Through 21 games, Gerbe (5-5—10, 18:04 minutes per game) had already matched his 2013 output. Gerbe is Carolina’s second-leading scorer behind captain Eric Staal. Most recently, Gerbe has been skating with Jordan Staal and Patrick Dwyer. Gerbe is playing in all situations, including power play (2:46 per game) and penalty kill (1:13).
Gerbe’s former team is undertaking an overhaul. Lindy Ruff and Ron Rolston, his former coaches, are gone. So is general manager Darcy Regier. Gerbe hopes for better things for his former teammates. But Gerbe doesn’t miss being part of a rebuild.
“When I look over the big picture, I’m happy I’m not there,” Gerbe said. “I enjoy it here. This is a great organization. All the guys and staff have treated me really well, better than I could imagine. So I’m happy.”
Shawn Thornton was a healthy scratch for the first time. Jordan Caron, inactive for the last eight games, replaced Thornton on the fourth line. One reason was Carolina’s lack of an enforcer. Tough guy Kevin Westgarth is injured.
“It’s been a while since he played,” coach Claude Julien said of Caron. “I think it was important to get him back in our lineup.
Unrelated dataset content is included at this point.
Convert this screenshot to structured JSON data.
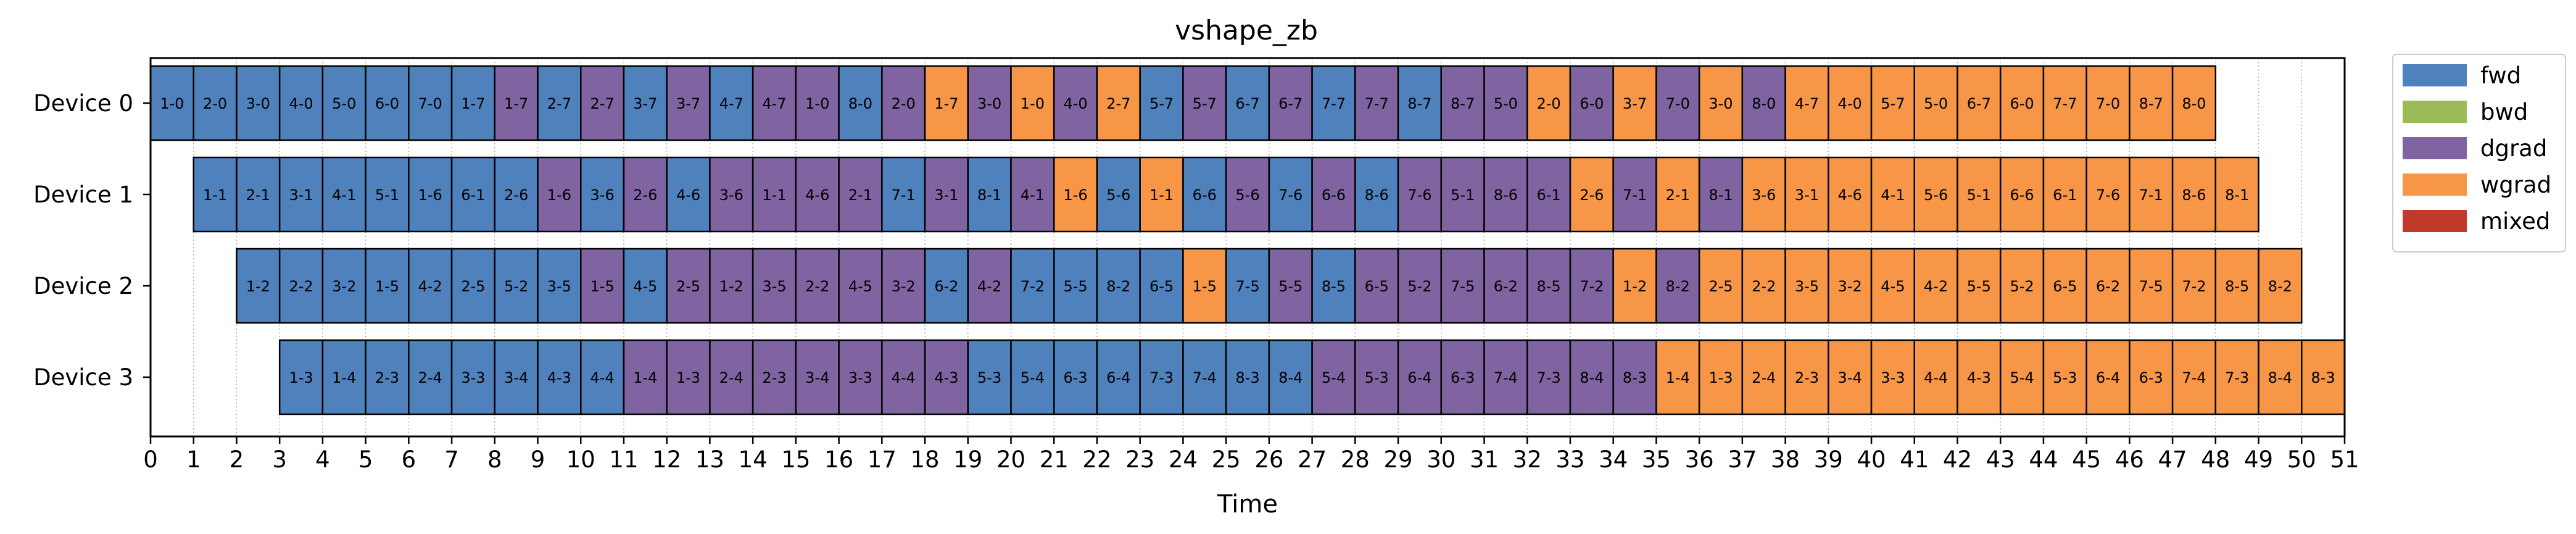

Tonight, I don’t think there was a real big threat as far as having to rely on Thorny. There’s a good chance you’ll see Thorny in the lineup tomorrow. He’s been playing well also. It’s a back-to-back game. He just misses a day, not four or five. To me, it was an easy decision to make.”
Caron played 8:31 with two shots. In the third, he replaced Brad Marchand on the second line after the left wing turned over a puck in the defensive zone.